Diantaranya adalah karya Mohammad Idris as-Syafi’i, salah seorang
pendiri mazhab hukum fikih islam, yang bernama : al-Um, artinya
(kitab) Induk.[9]
Fiqih
arti asal katanya Paham. Disini Fiqih merupakan pemahaman terhadap ilmu yang
berupa wahyu (yaitu al-qur’an dan al-hadits sahih). Jadi Fiqih sebagai
suplemen dan sekaligus perbedaan prinsip dengan ilmu. Kelanjutan pengertian
seperti ini adalah bahwa fiqih identik dengan al-ra’yi yang menjadi
kebalikan ilmu tadi. Pengertian Fiqih yang demikian kemudian berkembang menjadi
berarti ilmu agama.

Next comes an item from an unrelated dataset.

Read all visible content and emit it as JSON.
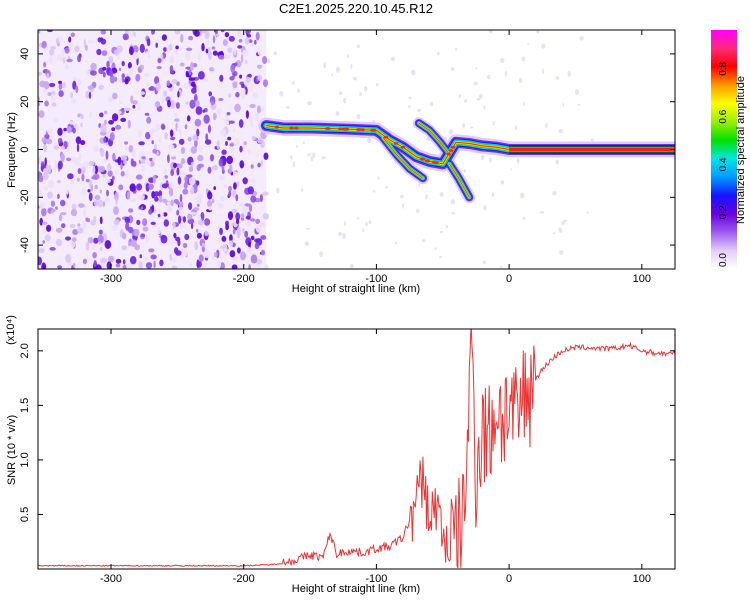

Atau ilmu yang berdasar agama yakni fase kedua. Dalam fase
ini Fiqih mencakup kepada semua jenis, termasuk akidah tasawuf, dan
lain-lain. Kitab al-Fiqih akbar karya Abu Hanifah sama sekali tidak
menyinggung hukum, namun isinya adalah hal-hal yang berkaitan dengan akidah .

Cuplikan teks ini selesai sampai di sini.